Public Endpoints are pre-deployed AI models that you can use without setting up your own Serverless endpoint. They are extremely simple to integrate, requiring zero infrastructure configuration, and you can start using them immediately by pointing your application to the Public Endpoint URL. The easiest way to get started is to use the Public Endpoint playground to configure your request parameters, then click the API tab to copy the code to your application.
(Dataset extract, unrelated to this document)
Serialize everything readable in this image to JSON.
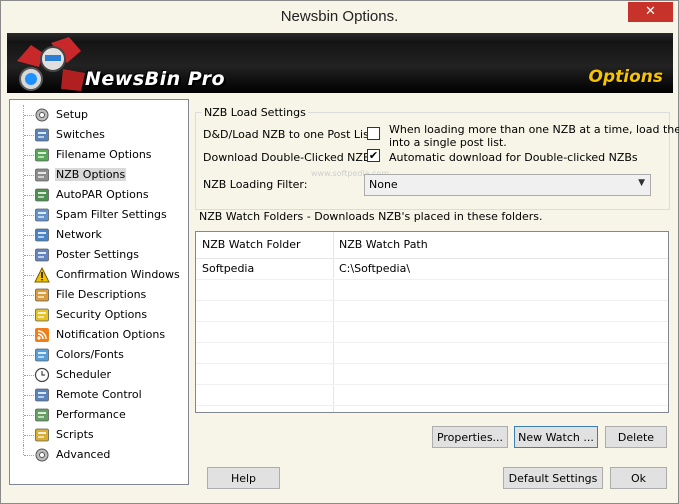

Integrate external tools with OpenAI-compatible endpoints

Many external tools and agentic frameworks support OpenAI-compatible endpoints with little-to-no configuration required. Integration is usually straightforward: any library or framework that accepts a custom base URL for API calls will work with Runpod without specialized adapters or connectors. This means you can integrate Runpod with tools like n8n, CrewAI, LangChain, and many others by simply pointing them to your Runpod endpoint URL and providing your Runpod API key for authentication:
Base URL format
https://api.runpod.ai/v2/ENDPOINT_ID/openai/v1
You can integrate OpenAI-compatible tools with Runpod using any of the following methods:

Public Endpoints

Public Endpoints are pre-deployed AI models that you can use without setting up your own Serverless endpoint. They’re vLLM-compatible and return OpenAI-compatible responses, so you can get started quickly without deploying The following Public Endpoint URLs are available for OpenAI-compatible models:
Public Endpoint base URLs
# Qwen3 32B AWQ base URL
https://api.runpod.ai/v2/qwen3-32b-awq/openai/v1

# IBM Granite-4.0-H-Small base URL
https://api.runpod.ai/v2/granite-4-0-h-small/openai/v1
For more information on the parameters and responses for each model, check the Public Endpoint model reference.

vLLM endpoints

Serverless vLLM workers are optimized for running large language models and return OpenAI-compatible responses, making them ideal for tools that expect OpenAI’s API format. When you deploy a vLLM worker, you can access it using the OpenAI-compatible API at this base URL:
vLLM endpoint base URL
https://api.runpod.ai/v2/ENDPOINT_ID/openai/v1
Where ENDPOINT_ID is your Serverless endpoint ID.
Not all models support tool calling, which is required to integrate with OpenAI-compatible tools. For more information, see the vLLM tool calling documentation.
You may need to set a custom chat template or tool call parser to ensure your model returns responses in the format your integration expects. For example, you can configure the Qwen/qwen3-32b-awq model for OpenAI compatibility by adding these environment variables to your vLLM endpoint settings:
Qwen3 32B AWQ vLLM environment variables
ENABLE_AUTO_TOOL_CHOICE=true
REASONING_PARSER=qwen3
TOOL_CALL_PARSER=hermes

SGLang endpoints

SGLang workers also return OpenAI-compatible responses, offering optimized performance for certain model types and use cases.

Load balancing endpoints

Load balancing endpoints let you create custom endpoints where you define your own inputs and outputs. This gives you complete control over the API contract and is ideal when you need custom behavior beyond standard inference patterns.

Third-party integrations

For infrastructure management and orchestration, you can also integrate Runpod with:
  • dstack: Simplified Pod orchestration for AI/ML workloads.
  • SkyPilot: Multi-cloud execution framework.
  • Mods: AI-powered command-line tool.